EU pushes private finance as report casts new doubt on costs for poorest

Met dank overgenomen van EUobserver (EUOBSERVER) i, gepubliceerd op vrijdag 10 juli 2015, 19:21.
Auteur: Benjamin Fox

The EU is pushing plans to expand the role of private finance in development policy, despite a new evidence suggesting that public/private partnerships (PPPs i) are the most expensive ways to finance projects in the world’s poorest countries.

Finance ministers will gather in the Ethiopian capital Addis Ababa next Monday (13 July) to discuss how to finance the soon-to-be-agreed Sustainable Development Goals (SDGs) intended to cut poverty and develop infrastructure in the world’s poorest countries.

The SDGs are intended to replace the Millennium Development Goals which will expire this year and were focused on halving the number of people living in extreme poverty and dramatically increasing access to education by 2015.

A paper published Thursday (9 July) by Eurodad, the pan-EU agency for debt and development, argues that PPP’s “are, in most cases, the most expensive method of financing, significantly increasing the cost to the public purse.”

It adds that post-construction costs for PPPs are on average 24 percent more expensive than publicly funded infrastructure projects.

According to documents seen by EUobserver, ministers could agree a communique stating that “blended finance instruments including PPPs serve to lower investment specific risks and incentivise additional private sector finance across key development sectors”.

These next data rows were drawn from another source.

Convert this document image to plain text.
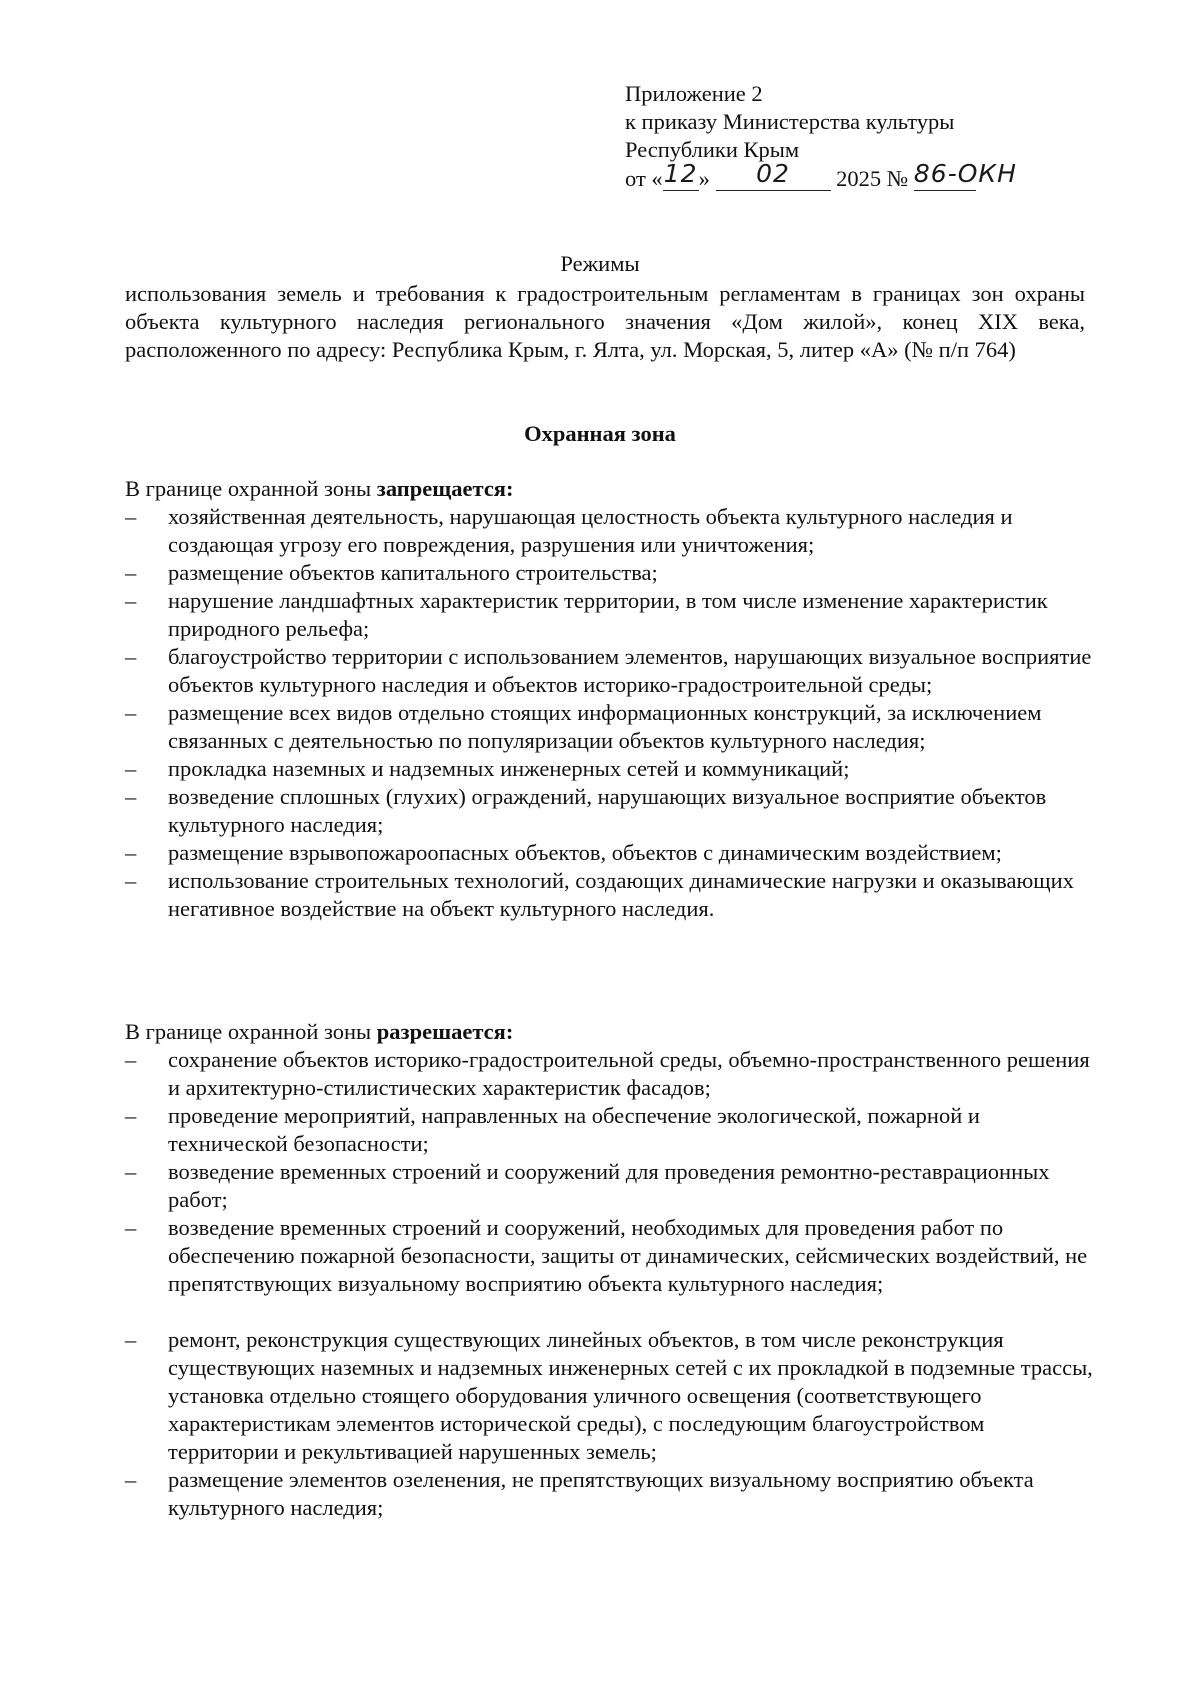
Приложение 2
к приказу Министерства культуры
Республики Крым
от «12» 02 2025 № 86-ОКН
Режимы
использования земель и требования к градостроительным регламентам в границах зон охраны объекта культурного наследия регионального значения «Дом жилой», конец XIX века, расположенного по адресу: Республика Крым, г. Ялта, ул. Морская, 5, литер «А» (№ п/п 764)
Охранная зона
В границе охранной зоны запрещается:
– хозяйственная деятельность, нарушающая целостность объекта культурного наследия и создающая угрозу его повреждения, разрушения или уничтожения;
– размещение объектов капитального строительства;
– нарушение ландшафтных характеристик территории, в том числе изменение характеристик природного рельефа;
– благоустройство территории с использованием элементов, нарушающих визуальное восприятие объектов культурного наследия и объектов историко-градостроительной среды;
– размещение всех видов отдельно стоящих информационных конструкций, за исключением связанных с деятельностью по популяризации объектов культурного наследия;
– прокладка наземных и надземных инженерных сетей и коммуникаций;
– возведение сплошных (глухих) ограждений, нарушающих визуальное восприятие объектов культурного наследия;
– размещение взрывопожароопасных объектов, объектов с динамическим воздействием;
– использование строительных технологий, создающих динамические нагрузки и оказывающих негативное воздействие на объект культурного наследия.
В границе охранной зоны разрешается:
– сохранение объектов историко-градостроительной среды, объемно-пространственного решения и архитектурно-стилистических характеристик фасадов;
– проведение мероприятий, направленных на обеспечение экологической, пожарной и технической безопасности;
– возведение временных строений и сооружений для проведения ремонтно-реставрационных работ;
– возведение временных строений и сооружений, необходимых для проведения работ по обеспечению пожарной безопасности, защиты от динамических, сейсмических воздействий, не препятствующих визуальному восприятию объекта культурного наследия;
– ремонт, реконструкция существующих линейных объектов, в том числе реконструкция существующих наземных и надземных инженерных сетей с их прокладкой в подземные трассы, установка отдельно стоящего оборудования уличного освещения (соответствующего характеристикам элементов исторической среды), с последующим благоустройством территории и рекультивацией нарушенных земель;
– размещение элементов озеленения, не препятствующих визуальному восприятию объекта культурного наследия;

It adds that “projects involving blended finance, including PPPs, should share risks and reward fairly, include clear accountability mechanisms and meet social and environmental standards.”

The language has been made more positive on the role of private finance at the instigation of the EU and other wealthy countries, sources involved in the negotiations told this website.

The World Bank has identified poor quality or a lack of infrastructure, particularly relating to transport and energy networks, as the main barrier to economic growth for low and middle income countries. However, few countries have the fiscal space needed to self-finance an estimated $1-1.5 trillion annual infrastructure spending demand, while European and other wealthy countries are anxious to reduce their spending on development.

As a result, governments are increasingly looking to so-called ‘blended finance’, under which a donor country or development bank puts up a small grant or loan guarantee which is then used to leverage private-sector capital to fund the rest of the project.

The EU-taxpayer funded European Investment Bank, together with the French and German development banks, are among the main players in project finance in the developing world.

For its part, the EU has eight regional Blending Facilities, including for Africa, Latin America and Asia, which pool money from bilateral donor agencies and help fund large-scale infrastructure investments.

“We see private sector engagement much more along the lines of major development policy goals than along the lines of pure profit,” EU development commissioner Neven Mimica i has said.

Accountability

However, critics of blended finance contend that there is insufficient accountability to such schemes, making it difficult to track which companies secure contracts, and for national parliaments to maintain local control over the development of projects.

Others argue that the profit-motive means that blending projects take place in middle-income countries rather than nations most in need of development aid.

A group of countries, including Belgium and Ireland are known to be more critical of the lack of accountability in blending projects.

The Addis conference “will be the point where blending becomes stamped as being internationally acceptable,” says Tove Ryding, secretary general of Eurodad.

International tax standards are also set to be a hot topic of discussion. South American and African countries are unhappy that the Organisation for Economic Co-operation and Development, a Paris-based think tank composed of 34 member countries almost exclusively from Europe and North America, has again been proposed as the arbiter for international tax standards, despite having no African countries as members.

Developing countries are particularly vulnerable to money laundering and tax evasion, a problem compounded by a combination of weak financial regulation and limited law enforcement.

For example, the African continent is estimated to lose more than $50 billion per year in illicit financial outflows, according to a report released in February by an African Union working group.